What is noteworthy is that the authors, after exhaustively dredging anonymous sources, come up with no evidence whatsoever that even a tint of corruption has touched the proceedings of the court, that it has been tainted by political favoritism or moved by outside influence.
J. Harvie Wilkinson III, who clerked for Justice william Powell during two terms of the court in 1971 and 1972, makes this comment from his inside knowledge:
"'The Brethren' is a book that desperately needs context. My fellow law clerks , I would insist, are persons of integrity. Most, though not all, were anti-conservative, anti- Nixon, anti-Burger.

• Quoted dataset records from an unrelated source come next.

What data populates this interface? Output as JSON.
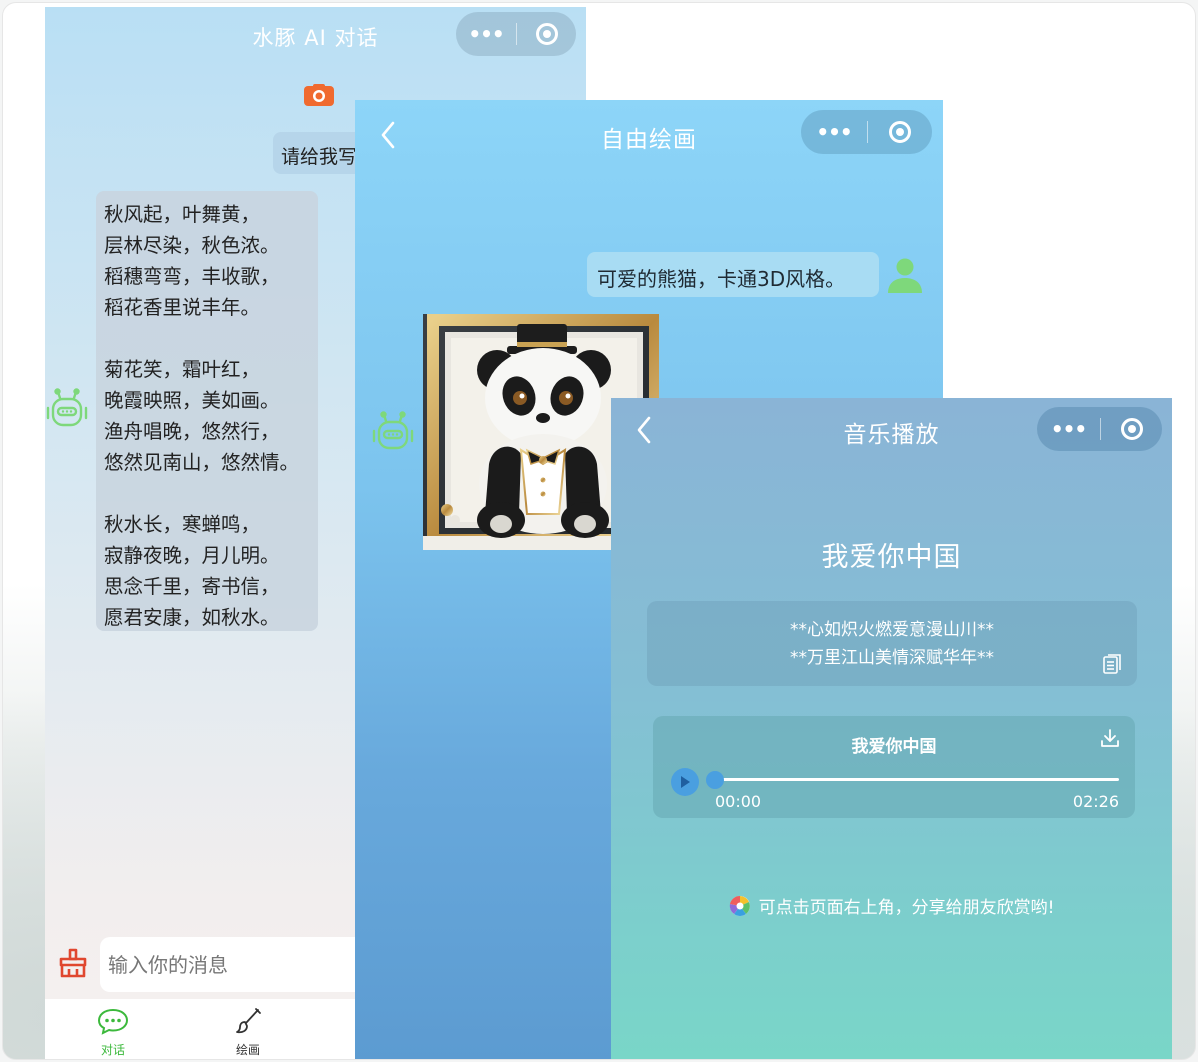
{
  "chat": {
    "title": "水豚 AI 对话",
    "user_message": "请给我写",
    "poem": {
      "stanza1": [
        "秋风起，叶舞黄，",
        "层林尽染，秋色浓。",
        "稻穗弯弯，丰收歌，",
        "稻花香里说丰年。"
      ],
      "stanza2": [
        "菊花笑，霜叶红，",
        "晚霞映照，美如画。",
        "渔舟唱晚，悠然行，",
        "悠然见南山，悠然情。"
      ],
      "stanza3": [
        "秋水长，寒蝉鸣，",
        "寂静夜晚，月儿明。",
        "思念千里，寄书信，",
        "愿君安康，如秋水。"
      ]
    },
    "input_placeholder": "输入你的消息",
    "tabs": [
      {
        "label": "对话",
        "color": "#3cb93c"
      },
      {
        "label": "绘画",
        "color": "#333333"
      }
    ]
  },
  "draw": {
    "title": "自由绘画",
    "user_message": "可爱的熊猫，卡通3D风格。"
  },
  "music": {
    "title": "音乐播放",
    "song_title": "我爱你中国",
    "lyrics": [
      "**心如炽火燃爱意漫山川**",
      "**万里江山美情深赋华年**"
    ],
    "player": {
      "track": "我爱你中国",
      "current_time": "00:00",
      "total_time": "02:26",
      "progress_fraction": 0.0
    },
    "share_hint": "可点击页面右上角，分享给朋友欣赏哟!"
  },
  "colors": {
    "bot_green": "#7ed87b",
    "accent_blue": "#4a9fe0",
    "camera_orange": "#f06a2f",
    "broom_red": "#e0472f"
  }
}
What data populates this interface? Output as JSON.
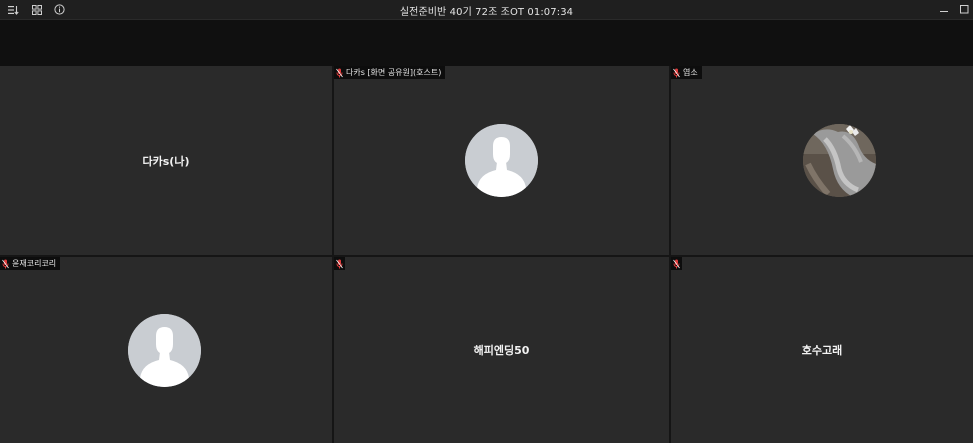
{
  "window": {
    "title": "실전준비반 40기 72조 조OT 01:07:34"
  },
  "toolbar": {
    "icons": [
      "sort-icon",
      "grid-view-icon",
      "info-icon"
    ]
  },
  "colors": {
    "tile_bg": "#2a2a2a",
    "mic_muted": "#e03b3b",
    "avatar_bg": "#c9cdd2"
  },
  "participants": [
    {
      "name": "다카s(나)",
      "label": ""
    },
    {
      "name": "",
      "label": "다카s [화면 공유원](호스트)"
    },
    {
      "name": "",
      "label": "염소"
    },
    {
      "name": "",
      "label": "윤재코리코리"
    },
    {
      "name": "해피엔딩50",
      "label": ""
    },
    {
      "name": "호수고래",
      "label": ""
    }
  ]
}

The Chief Justice entered the Supreme Court disadvantaged."
I am not extenuating the jealousies, pettinesses, and peccadilloes reported by Woodward and Armstrong as affecting so much of the relations among the justices on the Burger court. But I can put these things in perspective on the basis of a fair amount of personal research.
There was far more feuding and recrimination during the Warren era than during the Burger era. They were particularly manifest in the relations between Justices Douglas, Black, and Frankfurter. Over the span of considerable history , few justices castigated a majority with rhetoric in written dissent or from the bench in oral pronouncements as did Black and Douglas.
My observation is that little such public acrimony has occurred since 1968.
Close 5-to-4 and 6-to-3 decisions on major cases have always led to sharp dissenting opinions. They do today, but if any change has occurred in recent years it has been to lessen divisiveness.
Those who follow the court closely and apparently have no axe to grind affirm that there has been on the whole less apparent tension among the justices during the last ten years than at any time since William Howard Taft was the Chief Justice. Nothing has occurred recently that compares to the way McReynolds snubbed Brandeis and Cardozo or to the public feud between Black and Jackson or to the outbursts from the bench between Warren and Frankfurter.
It is evident from the record that the Supreme Court today is less divided into blocs than many of its predecessors. Take two examples: from 1933 to 1937 Justices McReynolds, Butler, Van Devanter, and Sutherlnd lined up often against Cardozo, Brandeis, and Stone. And there were great tensions in the 1940s between the Black-Douglas-Murphy- Rutledge wing of the court and other justices such as Stone, Roberts, Jackson, and Frankfurter.
In the sense of stamping his own jurisprudential agenda on his era, no chief justice really dominates the Supreme Court. Burger is not doing so. Warren did not do so. The justices are too talented, independent, self-confident to permit it to happen. That's good.
A chief justice is a peer among peers when it comes to decisionmaking. He can never dictate; he rarely dominates. Earl Warren was a consensusmaker and his great achievement was in producing a unanimous decision in Brown v. Board of Education (the 1954 school desegregation case) after a majority had been reached before his appointment.
I am not arguing that the court is doing better under Burger than it did under Warren. Or that the Warren court did better than the Vinson or the Hughes or the Taft court. That may depend on how well you like the decisions.
Judges are certainly not infallible -- no more than columnists.